According to a report by PowerSports Business, the suit concerned a long-standing safety concern in the PWC industry: the inability to steer a PWC once the throttle is released as is common in emergency situations; particularly for inexperienced riders. According to the complaint, Arctic Cat was responsible for originally developing an effective off-throttle thrust mechanism.
The technology provides riders with temporary “steerable thrust” when the rider turns in off-throttle situations. With this technology, the hopes are it will help limit injuries and fatalities caused by out of control PWC’s. Arctic Cat claimed representatives from their company demonstrated the technology to the Coast Guard, representatives of BRP and others in the PWC industry back in 1999 and 2000.
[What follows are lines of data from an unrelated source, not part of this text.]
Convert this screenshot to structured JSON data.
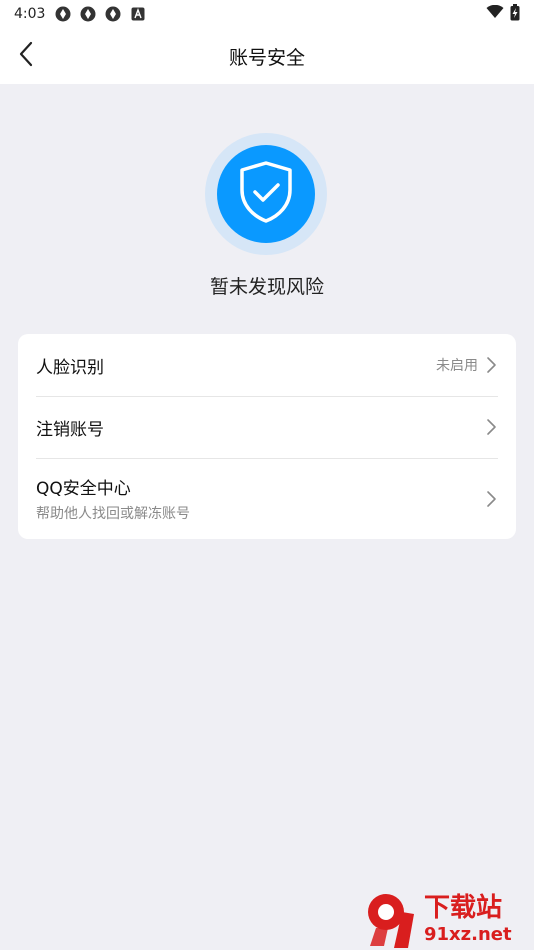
{
  "status_bar": {
    "time": "4:03",
    "left_icons": [
      "notification-app-icon",
      "notification-app-icon",
      "notification-app-icon",
      "notification-a-icon"
    ],
    "right_icons": [
      "wifi-icon",
      "battery-charging-icon"
    ]
  },
  "nav": {
    "back_icon": "chevron-left-icon",
    "title": "账号安全"
  },
  "status_panel": {
    "icon": "shield-check-icon",
    "text": "暂未发现风险"
  },
  "settings": {
    "items": [
      {
        "label": "人脸识别",
        "value": "未启用",
        "sub": ""
      },
      {
        "label": "注销账号",
        "value": "",
        "sub": ""
      },
      {
        "label": "QQ安全中心",
        "value": "",
        "sub": "帮助他人找回或解冻账号"
      }
    ]
  },
  "watermark": {
    "main": "下载站",
    "sub": "91xz.net",
    "logo_text": "91"
  },
  "colors": {
    "accent": "#0a99ff",
    "page_bg": "#efeff4",
    "watermark_red": "#d91e1e"
  }
}
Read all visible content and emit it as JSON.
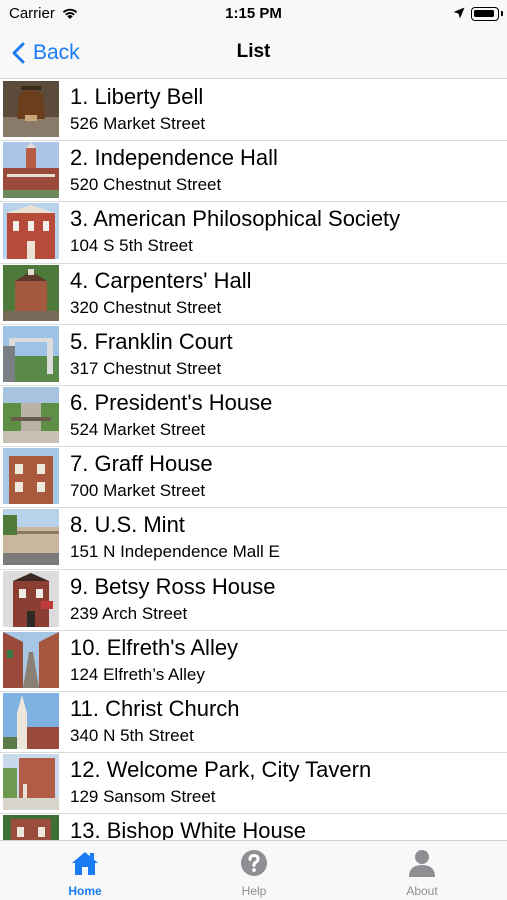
{
  "status_bar": {
    "carrier": "Carrier",
    "time": "1:15 PM"
  },
  "nav": {
    "back_label": "Back",
    "title": "List"
  },
  "sites": [
    {
      "title": "1. Liberty Bell",
      "address": "526 Market Street"
    },
    {
      "title": "2. Independence Hall",
      "address": "520 Chestnut Street"
    },
    {
      "title": "3. American Philosophical Society",
      "address": "104 S 5th Street"
    },
    {
      "title": "4. Carpenters' Hall",
      "address": "320 Chestnut Street"
    },
    {
      "title": "5. Franklin Court",
      "address": "317 Chestnut Street"
    },
    {
      "title": "6. President's House",
      "address": "524 Market Street"
    },
    {
      "title": "7. Graff House",
      "address": "700 Market Street"
    },
    {
      "title": "8. U.S. Mint",
      "address": "151 N Independence Mall E"
    },
    {
      "title": "9. Betsy Ross House",
      "address": "239 Arch Street"
    },
    {
      "title": "10. Elfreth's Alley",
      "address": "124 Elfreth’s Alley"
    },
    {
      "title": "11. Christ Church",
      "address": "340 N 5th Street"
    },
    {
      "title": "12. Welcome Park, City Tavern",
      "address": "129 Sansom Street"
    },
    {
      "title": "13. Bishop White House",
      "address": ""
    }
  ],
  "tabs": {
    "home": "Home",
    "help": "Help",
    "about": "About"
  },
  "colors": {
    "accent": "#1a7cf5",
    "inactive": "#8e8e93"
  },
  "icons": {
    "back": "chevron-left-icon",
    "home": "home-icon",
    "help": "help-icon",
    "about": "person-icon"
  }
}
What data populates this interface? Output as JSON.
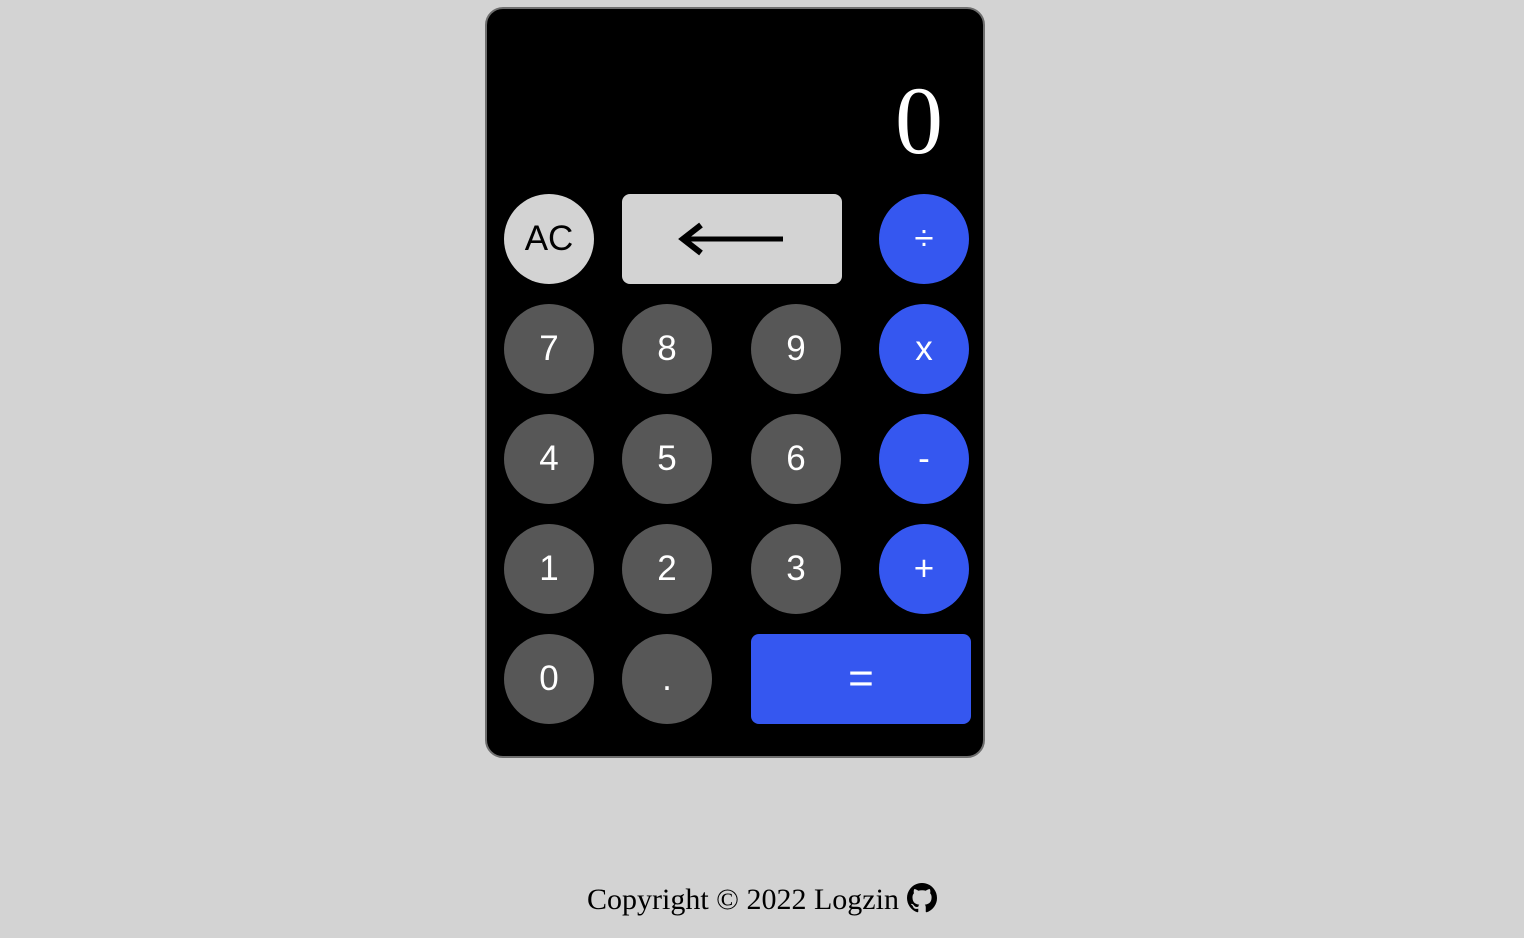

The complaint, filed in the US District Court for the Southern District of Florida, alleged that BRP marketed, promoted, offered for sale, sold and distributed Sea-Doo personal watercraft that infringed patents owned by Arctic Cat. The United States Patent and Trademark Office awarded Arctic Cat these patents for their off-throttle steering technology, entitled “Controlled Thrust Steering System for Watercraft.”
“We are incredibly pleased that the facts of this case were clear to the jury and that Arctic Cat today protected the IP it owns,” said Nicholas Boebel of Hagens Berman, lead counsel for Arctic Cat. “Arctic Cat worked hard to develop and protect its intellectual property and today its fight for the rights of its original and novel inventions has paid off.”